The Urban Institute Spatial Equity Data Tool team will be making updates to overcome this issue in 2024.
Too Few Data Points
This tool works best on medium to large datasets because the geographic unit of analysis for the demographic disparity score is the census tract. Although the tool can successfully run on fewer data points, a good rule of thumb is to aim for a number of points in the dataset at least as large as the number of tracts in the geography (e.g., approximately 73,000 for the US or hundreds of census tracts in a large city). With a small number of points, the tool generates less reliable disparity scores, as the vast majority of tracts will contain no points or just a few points.
Although we believe this tool may be useful on smaller datasets in certain cases, we recommend users rely on it for datasets that follow the rule of thumb above.

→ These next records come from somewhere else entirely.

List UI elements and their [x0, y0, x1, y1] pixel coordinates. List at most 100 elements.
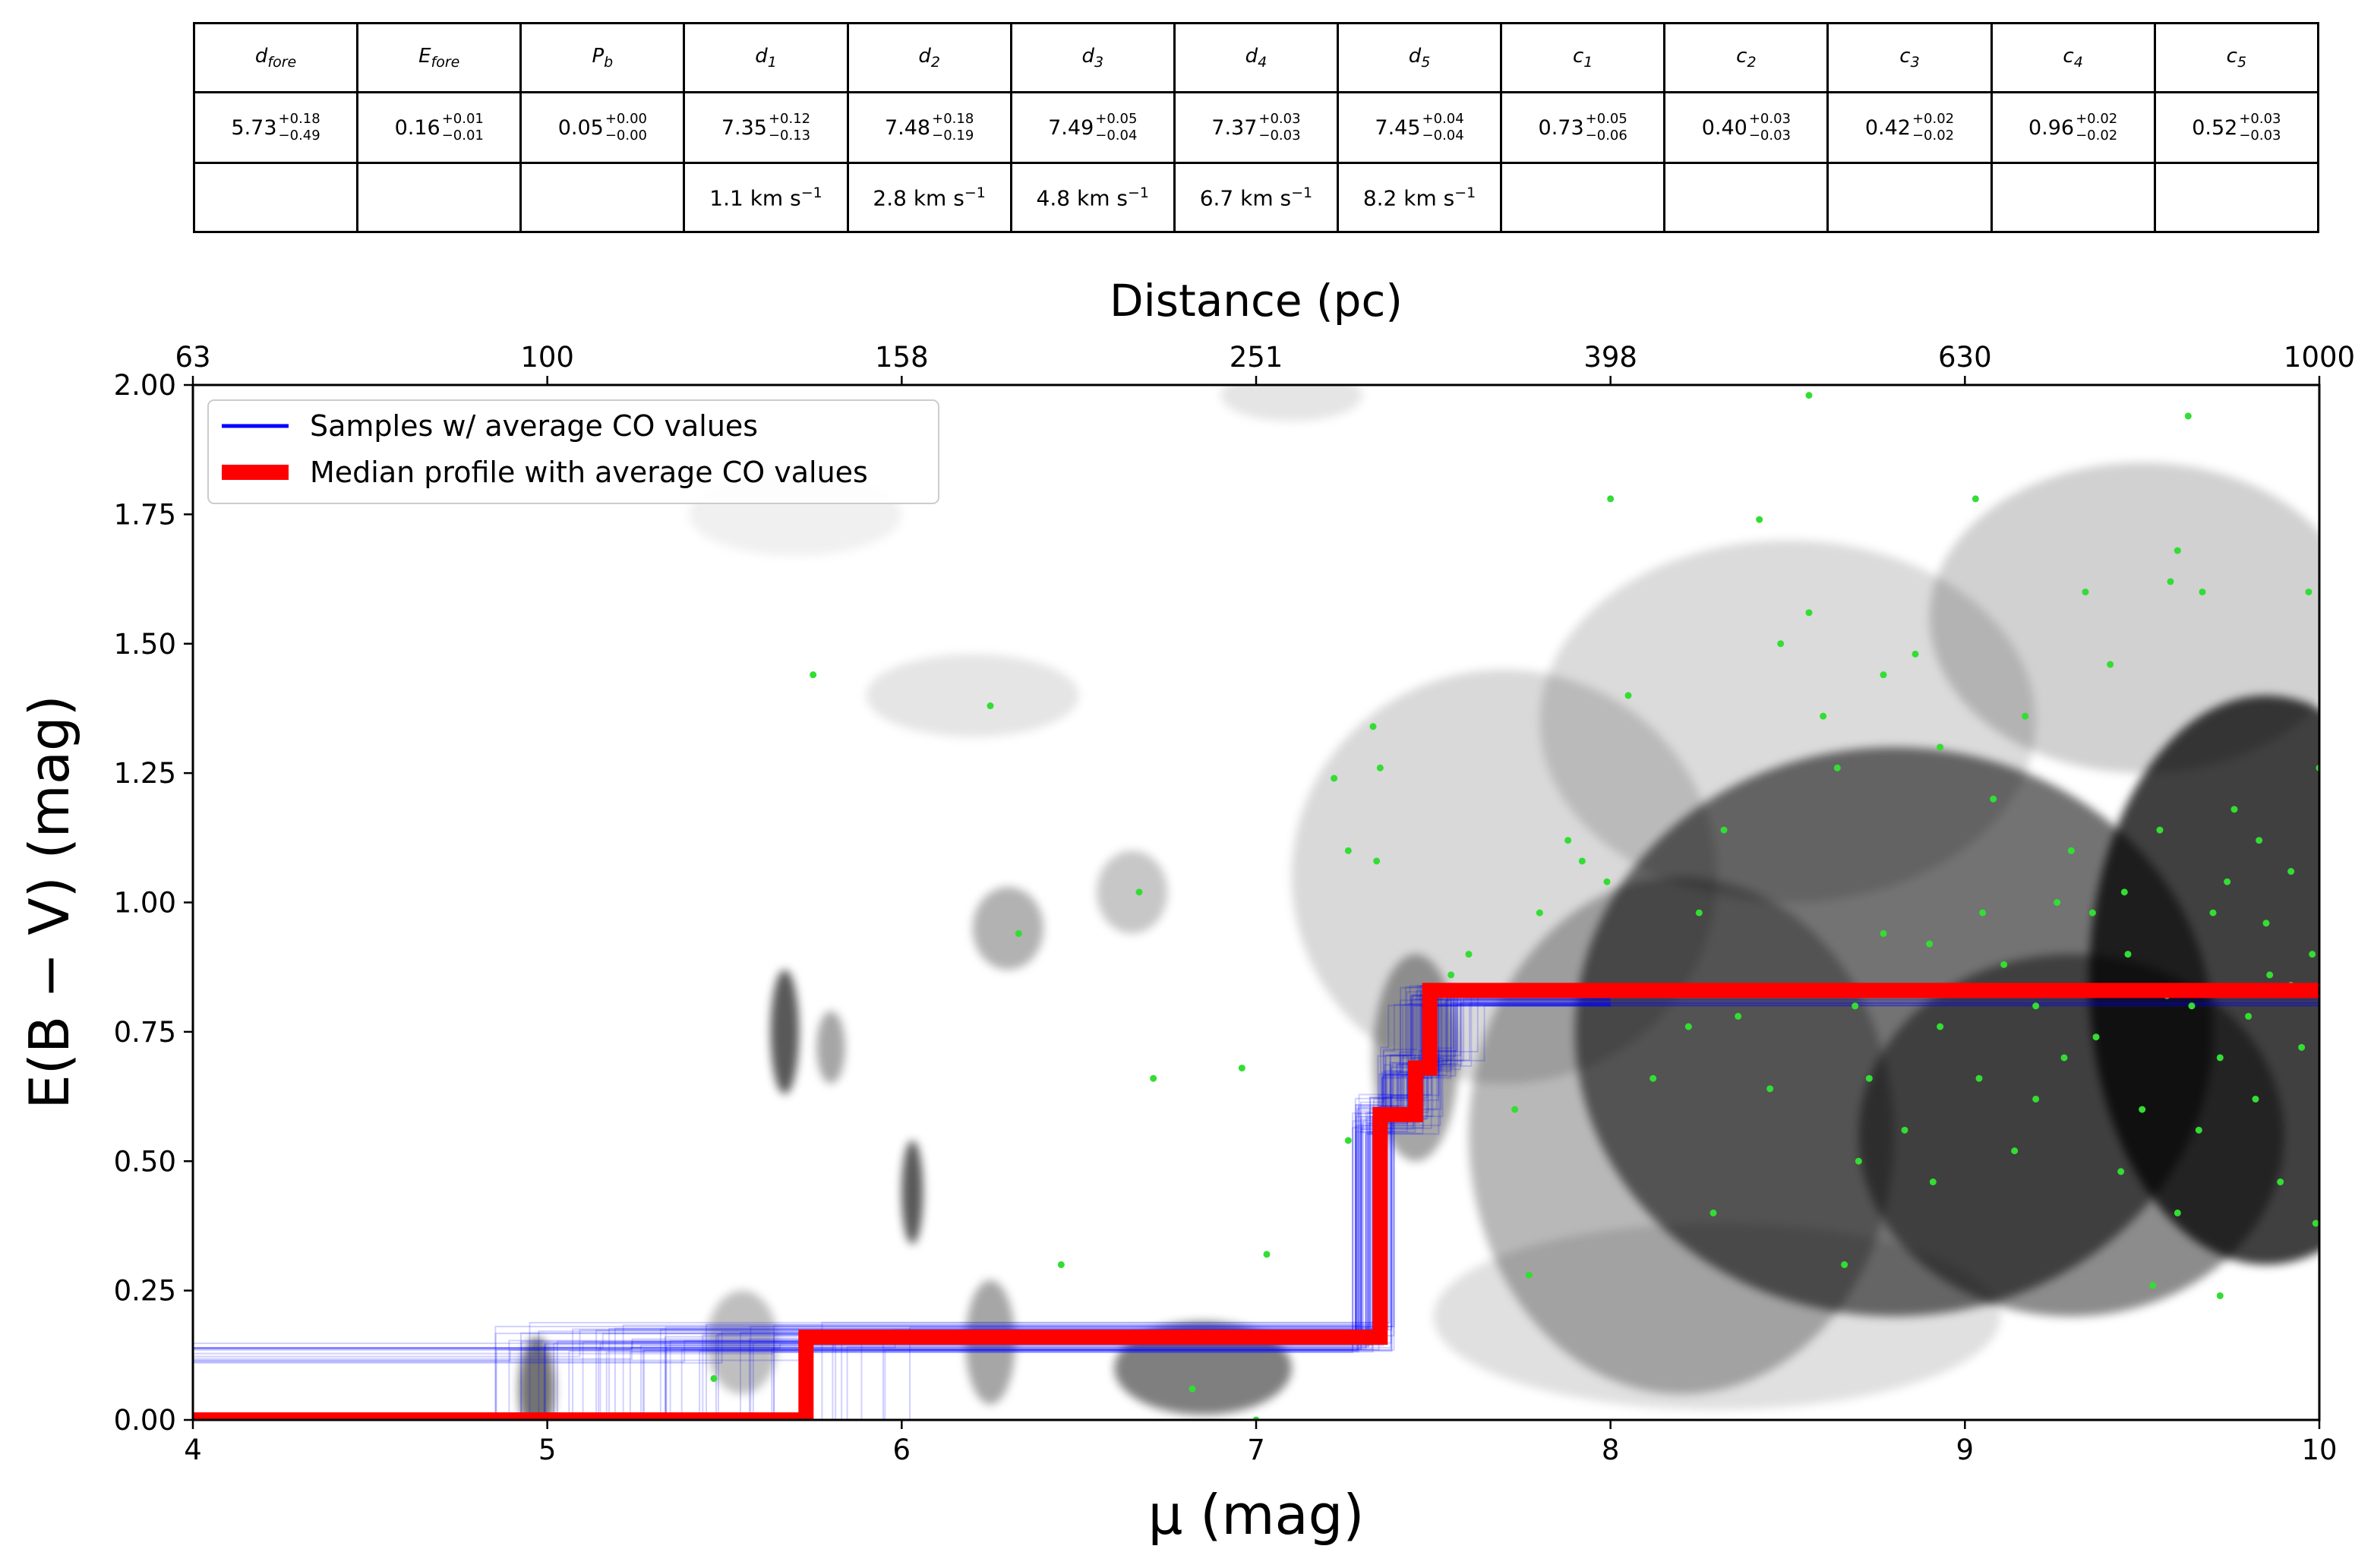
star-point: [2312, 1219, 2319, 1227]
param-header-d-2: d2: [846, 22, 1012, 93]
star-point: [1695, 909, 1703, 917]
sample-profile-line: [193, 998, 1611, 1420]
param-upper-error: +0.18: [932, 111, 974, 127]
star-point: [2107, 661, 2114, 668]
sample-profile-line: [193, 992, 2319, 1420]
param-value: 5.73 +0.18 −0.49: [231, 111, 320, 144]
param-upper-error: +0.02: [2076, 111, 2118, 127]
star-point: [2298, 1043, 2306, 1051]
velocity-cell: [1500, 162, 1666, 233]
star-point: [2224, 878, 2231, 885]
density-blob: [901, 1140, 923, 1245]
star-point: [1150, 1074, 1157, 1082]
velocity-value: 6.7 km s: [1199, 185, 1292, 211]
density-blob: [1220, 385, 1362, 421]
param-upper-error: +0.18: [278, 111, 320, 127]
top-tick-label: 251: [1230, 341, 1283, 374]
star-point: [2000, 961, 2008, 968]
param-symbol-subscript: 3: [1094, 54, 1104, 71]
param-symbol-subscript: 4: [2073, 54, 2083, 71]
param-errors: +0.12 −0.13: [769, 111, 810, 144]
parameter-header-row: dfore Efore Pb d1 d2 d3 d4 d5 c1 c2 c3 c4 c5: [192, 22, 2320, 93]
sample-profile-line: [193, 985, 1611, 1420]
density-background: [193, 385, 2319, 1420]
param-header-c-1: c1: [1500, 22, 1666, 93]
sample-profile-line: [193, 990, 2319, 1420]
param-symbol-letter: d: [254, 44, 268, 68]
star-point: [2256, 837, 2263, 844]
param-errors: +0.01 −0.01: [442, 111, 484, 144]
param-symbol: d2: [918, 44, 940, 71]
star-point: [1447, 971, 1455, 979]
density-blob: [972, 887, 1044, 970]
star-point: [1901, 1126, 1908, 1134]
star-point: [1564, 837, 1572, 844]
top-tick-label: 1000: [2284, 341, 2355, 374]
param-value-cell: 7.35 +0.12 −0.13: [683, 91, 849, 164]
param-value: 0.40 +0.03 −0.03: [1702, 111, 1791, 144]
star-point: [1852, 1002, 1859, 1010]
density-blob: [519, 1336, 554, 1420]
star-point: [2305, 588, 2312, 596]
star-point: [1855, 1157, 1862, 1165]
star-point: [1525, 1271, 1533, 1279]
star-point: [1990, 795, 1997, 803]
sample-profile-line: [193, 1002, 1611, 1420]
param-median: 0.42: [1864, 115, 1911, 140]
velocity-value: 2.8 km s: [873, 185, 964, 211]
star-point: [1720, 826, 1728, 834]
param-value: 0.52 +0.03 −0.03: [2192, 111, 2281, 144]
velocity-value: 1.1 km s: [709, 185, 801, 211]
star-point: [1603, 878, 1611, 885]
star-point: [2277, 1178, 2284, 1186]
velocity-cell: [519, 162, 686, 233]
param-symbol-letter: c: [1899, 44, 1911, 68]
density-blob: [1858, 954, 2284, 1317]
param-errors: +0.18 −0.49: [279, 111, 320, 144]
param-upper-error: +0.00: [605, 111, 647, 127]
star-point: [1578, 857, 1586, 865]
legend-label-median: Median profile with average CO values: [310, 456, 868, 489]
velocity-cell: 1.1 km s−1: [683, 162, 849, 233]
param-symbol-letter: d: [918, 44, 931, 68]
param-symbol: c3: [1899, 44, 1919, 71]
star-point: [2149, 1282, 2157, 1289]
param-symbol-subscript: b: [604, 54, 614, 71]
density-blob: [816, 1011, 845, 1084]
param-symbol-letter: d: [755, 44, 768, 68]
star-point: [1344, 847, 1352, 854]
star-point: [1880, 671, 1887, 679]
star-point: [2011, 1147, 2019, 1155]
star-point: [2174, 1209, 2181, 1216]
param-symbol: Pb: [592, 45, 614, 71]
star-point: [1015, 929, 1022, 937]
star-point: [1912, 650, 1919, 658]
x-tick-label: 7: [1247, 1434, 1265, 1466]
star-point: [2032, 1095, 2040, 1103]
param-lower-error: −0.13: [768, 128, 811, 144]
star-point: [1929, 1178, 1937, 1186]
star-point: [1735, 1012, 1742, 1020]
param-symbol: d4: [1245, 45, 1268, 71]
star-point: [2082, 588, 2089, 596]
param-symbol-letter: c: [1573, 44, 1584, 68]
density-blob: [1433, 1223, 2000, 1410]
velocity-row: 1.1 km s−1 2.8 km s−1 4.8 km s−1 6.7 km s−1…: [192, 162, 2320, 233]
param-symbol: c5: [2227, 45, 2246, 71]
y-tick-label: 2.00: [114, 369, 176, 402]
sample-profile-line: [193, 1002, 2319, 1420]
star-point: [2117, 1168, 2125, 1175]
sample-profile-line: [193, 995, 2319, 1420]
param-lower-error: −0.03: [1748, 128, 1791, 144]
y-tick-label: 0.25: [114, 1275, 176, 1308]
star-point: [2266, 971, 2274, 979]
star-point: [2054, 899, 2061, 906]
star-point: [2216, 1292, 2224, 1299]
param-value: 0.96 +0.02 −0.02: [2028, 111, 2117, 144]
param-header-c-4: c4: [1990, 22, 2156, 93]
velocity-cell: 8.2 km s−1: [1336, 162, 1503, 233]
sample-profile-line: [193, 989, 2319, 1420]
param-lower-error: −0.06: [1585, 128, 1627, 144]
param-median: 0.40: [1701, 115, 1747, 140]
star-point: [1865, 1074, 1873, 1082]
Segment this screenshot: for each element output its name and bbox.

Analysis Does Not Span Geographies
This tool currently supports assessing disparities in a single geography (city, state, county, or the US). If a dataset spans multiple geographies, the tool will only operate on the most frequently occurring geography in the data and remove the remainder of the observations from the dataset. This is particularly problematic for regional analyses that span multiple geographies but do not cover the entire US.
This limitation can be mitigated by users repeating their analysis at a smaller geographic level. For instance, if interested in analyzing multiple states in the Southern US, instead of using the national-level scope, we recommend repeating the analysis for each of the states in the region of choice.
Definition of a City
As noted in Chapter 13, the tool’s operational definition for the boundary of a city might differ slightly from the official city boundary that the Census Bureau uses. The tool defines a city as all census tracts whose area is at least 1 percent covered by the relevant census place. Often the boundaries of census places and census tracts don’t overlap perfectly, meaning some tracts are only partially covered by the place boundary. This overinclusive definition will cause our tool to think that many cities—particularly small- and medium-sized ones—are bigger than they are, in both geographic size and population.
We encourage users conducting city-level analyses to clearly communicate this limitation when presenting findings informed by the calculations from the tool.